Recently in the system to the customer, the user asked, to be able to import Word files, now Microsoft Word has several versions 97, 2003, 2007, the three versions of the storage data format are quite different, and now 97 has basically exited the market, Few people use this version, so in our system only consider 2003 version and 2007 version, because we only want to be able to read word text content can be, the text style, pictures and other information to ignore, also do not have to directly manipulate the word file, so we choose to use Apache POI for reading.
A Word file that reads Version 2003 (. doc) is relatively simple, requiring only Poi-3.5-beta6-20090622.jar and Poi-scratchpad-3.5-beta6-20090622.jar two jar packages, and 2007 version (. docx) on more trouble, I said this trouble is not the time we write code trouble, is to import more jar package, there are as many as the following 7:
1. Openxml4j-bin-beta.jar
2. Poi-3.5-beta6-20090622.jar
3. Poi-ooxml-3.5-beta6-20090622.jar
4. Dom4j-1.6.1.jar
5. Geronimo-stax-api_1.0_spec-1.0.jar
6. Ooxml-schemas-1.0.jar
7. Xmlbeans-2.3.0.jar
4-7 of these are the jar packages that Poi-ooxml-3.5-beta6-20090622.jar relies on (found in the Ooxml-lib directory in poi-bin-3.5-beta6-20090622.tar.gz).
We need to download the jar pack first before we write the code, we just download poi-bin-3.5-beta6-20090622.tar.gz and Openxml4j-bin-beta.jar, Because the other jar packages you need are available in poi-bin-3.5-beta6-20090622.tar.gz, the following is the download address:
poi-bin-3.5-beta6-20090622.tar.gz:http:// Apache.etoak.com/poi/dev/bin/poi-bin-3.5-beta6-20090622.tar.gz
openxml4j-bin-beta.jar:http:// Mirror.optus.net/sourceforge/o/op/openxml4j/openxml4j-bin-beta.jar
Read the Word file below. Java code, it is noteworthy: POI read the Word file in the Word file will not read the picture information, and for the 2007 version of Word (. docx), if the Word file has a table, all the tables in the data will be read out of the end of the string.

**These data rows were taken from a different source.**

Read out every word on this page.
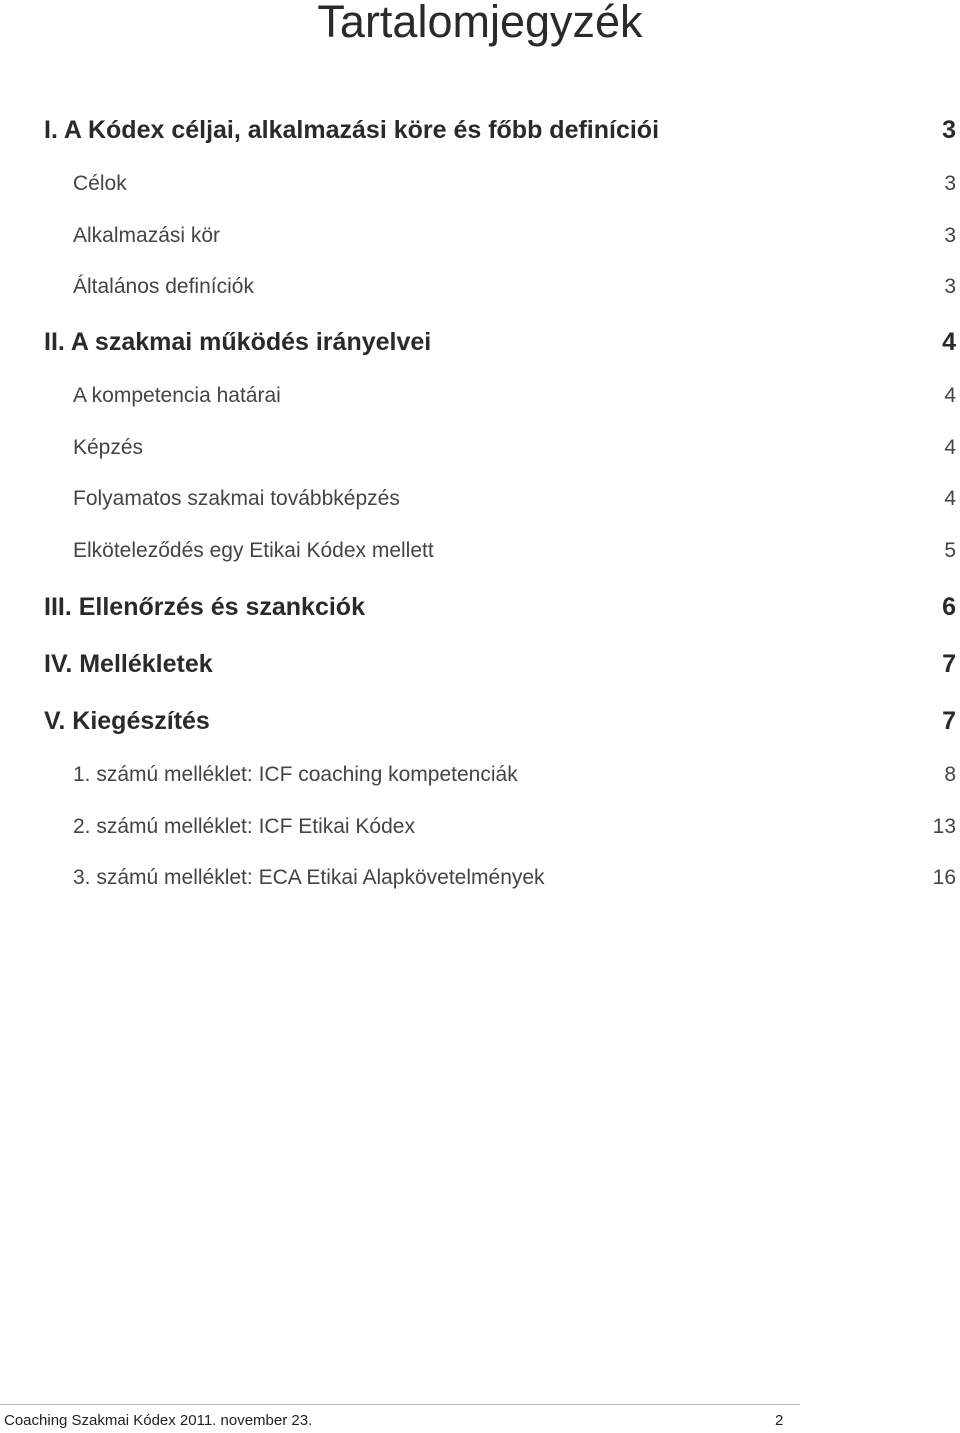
Tartalomjegyzék
I. A Kódex céljai, alkalmazási köre és főbb definíciói	3
Célok	3
Alkalmazási kör	3
Általános definíciók	3
II. A szakmai működés irányelvei	4
A kompetencia határai	4
Képzés	4
Folyamatos szakmai továbbképzés	4
Elköteleződés egy Etikai Kódex mellett	5
III. Ellenőrzés és szankciók	6
IV. Mellékletek	7
V. Kiegészítés	7
1. számú melléklet: ICF coaching kompetenciák	8
2. számú melléklet: ICF Etikai Kódex	13
3. számú melléklet: ECA Etikai Alapkövetelmények	16
Coaching Szakmai Kódex 2011. november 23.	2
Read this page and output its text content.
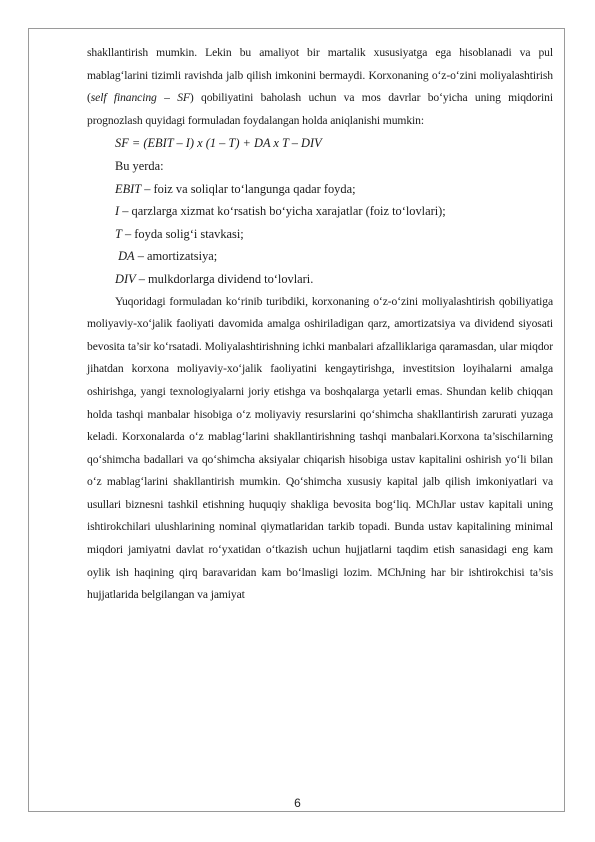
shakllantirish mumkin. Lekin bu amaliyot bir martalik xususiyatga ega hisoblanadi va pul mablag‘larini tizimli ravishda jalb qilish imkonini bermaydi. Korxonaning o‘z-o‘zini moliyalashtirish (self financing – SF) qobiliyatini baholash uchun va mos davrlar bo‘yicha uning miqdorini prognozlash quyidagi formuladan foydalangan holda aniqlanishi mumkin:

SF = (EBIT – I) x (1 – T) + DA x T – DIV

Bu yerda:

EBIT – foiz va soliqlar to‘langunga qadar foyda;

I – qarzlarga xizmat ko‘rsatish bo‘yicha xarajatlar (foiz to‘lovlari);

T – foyda solig‘i stavkasi;

DA – amortizatsiya;

DIV – mulkdorlarga dividend to‘lovlari.

Yuqoridagi formuladan ko‘rinib turibdiki, korxonaning o‘z-o‘zini moliyalashtirish qobiliyatiga moliyaviy-xo‘jalik faoliyati davomida amalga oshiriladigan qarz, amortizatsiya va dividend siyosati bevosita ta’sir ko‘rsatadi. Moliyalashtirishning ichki manbalari afzalliklariga qaramasdan, ular miqdor jihatdan korxona moliyaviy-xo‘jalik faoliyatini kengaytirishga, investitsion loyihalarni amalga oshirishga, yangi texnologiyalarni joriy etishga va boshqalarga yetarli emas. Shundan kelib chiqqan holda tashqi manbalar hisobiga o‘z moliyaviy resurslarini qo‘shimcha shakllantirish zarurati yuzaga keladi. Korxonalarda o‘z mablag‘larini shakllantirishning tashqi manbalari.Korxona ta’sischilarning qo‘shimcha badallari va qo‘shimcha aksiyalar chiqarish hisobiga ustav kapitalini oshirish yo‘li bilan o‘z mablag‘larini shakllantirish mumkin. Qo‘shimcha xususiy kapital jalb qilish imkoniyatlari va usullari biznesni tashkil etishning huquqiy shakliga bevosita bog‘liq. MChJlar ustav kapitali uning ishtirokchilari ulushlarining nominal qiymatlaridan tarkib topadi. Bunda ustav kapitalining minimal miqdori jamiyatni davlat ro‘yxatidan o‘tkazish uchun hujjatlarni taqdim etish sanasidagi eng kam oylik ish haqining qirq baravaridan kam bo‘lmasligi lozim. MChJning har bir ishtirokchisi ta’sis hujjatlarida belgilangan va jamiyat

6
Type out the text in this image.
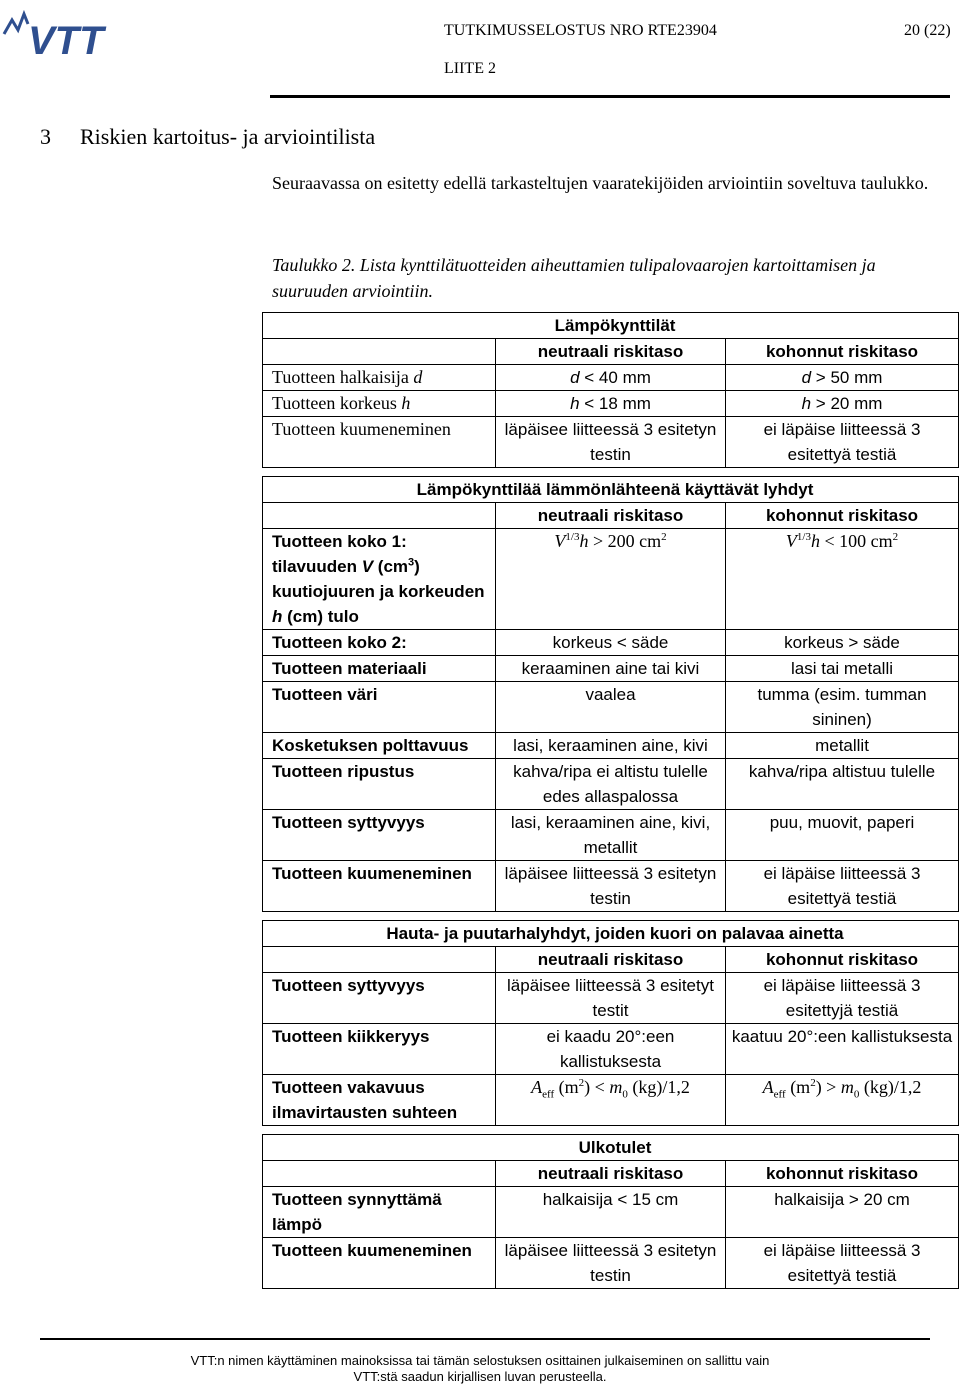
VTT	TUTKIMUSSELOSTUS NRO RTE23904	20 (22)
LIITE 2
3 Riskien kartoitus- ja arviointilista
Seuraavassa on esitetty edellä tarkasteltujen vaaratekijöiden arviointiin soveltuva taulukko.
Taulukko 2. Lista kynttilätuotteiden aiheuttamien tulipalovaarojen kartoittamisen ja suuruuden arviointiin.
Lämpökynttilät		
	neutraali riskitaso	kohonnut riskitaso
Tuotteen halkaisija d	d < 40 mm	d > 50 mm
Tuotteen korkeus h	h < 18 mm	h > 20 mm
Tuotteen kuumeneminen	läpäisee liitteessä 3 esitetyn testin	ei läpäise liitteessä 3 esitettyä testiä

Lämpökynttilää lämmönlähteenä käyttävät lyhdyt		
	neutraali riskitaso	kohonnut riskitaso
Tuotteen koko 1: tilavuuden V $(cm^3)$ kuutiojuuren ja korkeuden h (cm) tulo	$V^{1/3}h > 200$ $cm^2$	$V^{1/3}h < 100$ $cm^2$
Tuotteen koko 2:	korkeus < säde	korkeus > säde
Tuotteen materiaali	keraaminen aine tai kivi	lasi tai metalli
Tuotteen väri	vaalea	tumma (esim. tumman sininen)
Kosketuksen polttavuus	lasi, keraaminen aine, kivi	metallit
Tuotteen ripustus	kahva/ripa ei altistu tulelle edes allaspalossa	kahva/ripa altistuu tulelle
Tuotteen syttyvyys	lasi, keraaminen aine, kivi, metallit	puu, muovit, paperi
Tuotteen kuumeneminen	läpäisee liitteessä 3 esitetyn testin	ei läpäise liitteessä 3 esitettyä testiä

Hauta- ja puutarhalyhdyt, joiden kuori on palavaa ainetta		
	neutraali riskitaso	kohonnut riskitaso
Tuotteen syttyvyys	läpäisee liitteessä 3 esitetyt testit	ei läpäise liitteessä 3 esitettyjä testiä
Tuotteen kiikkeryys	ei kaadu 20°:een kallistuksesta	kaatuu 20°:een kallistuksesta
Tuotteen vakavuus ilmavirtausten suhteen	$A_{eff}$ $(m^2) < m_0$ (kg)/1,2	$A_{eff}$ $(m^2) > m_0$ (kg)/1,2

Ulkotulet		
	neutraali riskitaso	kohonnut riskitaso
Tuotteen synnyttämä lämpö	halkaisija < 15 cm	halkaisija > 20 cm
Tuotteen kuumeneminen	läpäisee liitteessä 3 esitetyn testin	ei läpäise liitteessä 3 esitettyä testiä
VTT:n nimen käyttäminen mainoksissa tai tämän selostuksen osittainen julkaiseminen on sallittu vain
VTT:stä saadun kirjallisen luvan perusteella.
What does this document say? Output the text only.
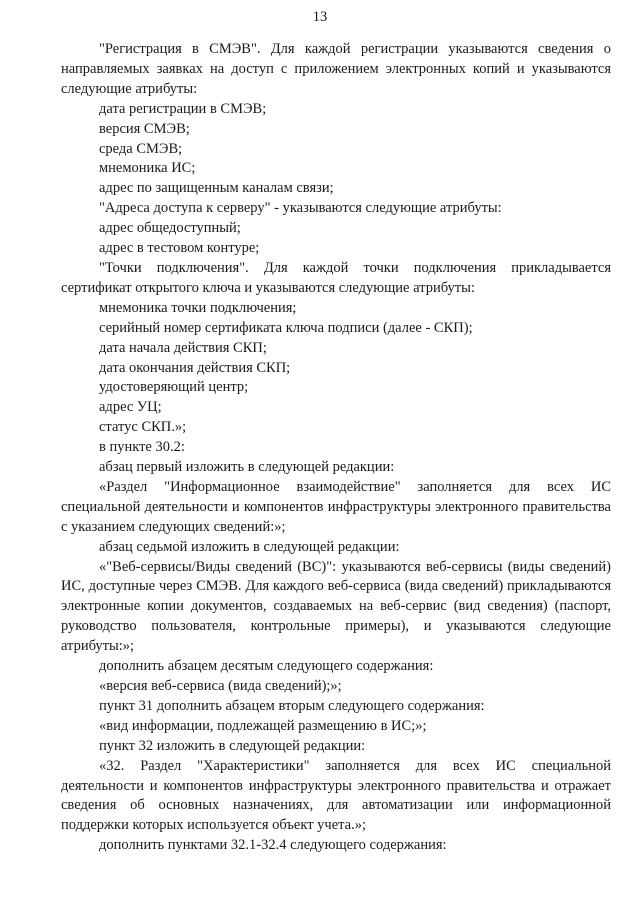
13

"Регистрация в СМЭВ". Для каждой регистрации указываются сведения о направляемых заявках на доступ с приложением электронных копий и указываются следующие атрибуты:

дата регистрации в СМЭВ;

версия СМЭВ;

среда СМЭВ;

мнемоника ИС;

адрес по защищенным каналам связи;

"Адреса доступа к серверу" - указываются следующие атрибуты:

адрес общедоступный;

адрес в тестовом контуре;

"Точки подключения". Для каждой точки подключения прикладывается сертификат открытого ключа и указываются следующие атрибуты:

мнемоника точки подключения;

серийный номер сертификата ключа подписи (далее - СКП);

дата начала действия СКП;

дата окончания действия СКП;

удостоверяющий центр;

адрес УЦ;

статус СКП.»;

в пункте 30.2:

абзац первый изложить в следующей редакции:

«Раздел "Информационное взаимодействие" заполняется для всех ИС специальной деятельности и компонентов инфраструктуры электронного правительства с указанием следующих сведений:»;

абзац седьмой изложить в следующей редакции:

«"Веб-сервисы/Виды сведений (ВС)": указываются веб-сервисы (виды сведений) ИС, доступные через СМЭВ. Для каждого веб-сервиса (вида сведений) прикладываются электронные копии документов, создаваемых на веб-сервис (вид сведения) (паспорт, руководство пользователя, контрольные примеры), и указываются следующие атрибуты:»;

дополнить абзацем десятым следующего содержания:

«версия веб-сервиса (вида сведений);»;

пункт 31 дополнить абзацем вторым следующего содержания:

«вид информации, подлежащей размещению в ИС;»;

пункт 32 изложить в следующей редакции:

«32. Раздел "Характеристики" заполняется для всех ИС специальной деятельности и компонентов инфраструктуры электронного правительства и отражает сведения об основных назначениях, для автоматизации или информационной поддержки которых используется объект учета.»;

дополнить пунктами 32.1-32.4 следующего содержания:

Import Java.io.File; Import Java.io.FileInputStream; Import Java.io.InputStream; Import org.apache.poi.POIXMLDocument; Import Org.apache.poi.POIXMLTextExtractor; Import Org.apache.poi.hwpf.extractor.WordExtractor; Import Org.apache.poi.openxml4j.opc.OPCPackage; Import Org.apache.poi.xwpf.extractor.XWPFWordExtractor; /** * POI the test class that reads the text in Word 2003 and Word 2007 <br/> * @createDate 2009-07-25 * @author Carl He/public class Test { public static void Main (string[] args) {try {//word 2003: The picture will not be read InputStream is = new FileInputStream (New File ("C://fi Les//2003.doc ")); Wordextractor ex = new Wordextractor (IS); String text2003 = Ex.gettext (); System.out.println (text2003); Word 2007 pictures will not be read, the data in the table will be placed at the end of the string opcpackage opcpackage = Poixmldocument.openpackage ("C://files//2007.docx"); Poixmltextextractor extractor = new Xwpfwordextractor (opcpackage); String text2007 = Extractor.gettext (); System.out.println (text2007); catch (Exception e) {e.printstacktrace ();}} }
If you want to download the complete sample code, you can download it here, which has POI to read all the jar packages and Word 2003, Word 2007 sample files you need for Word 2003 and Word 2007.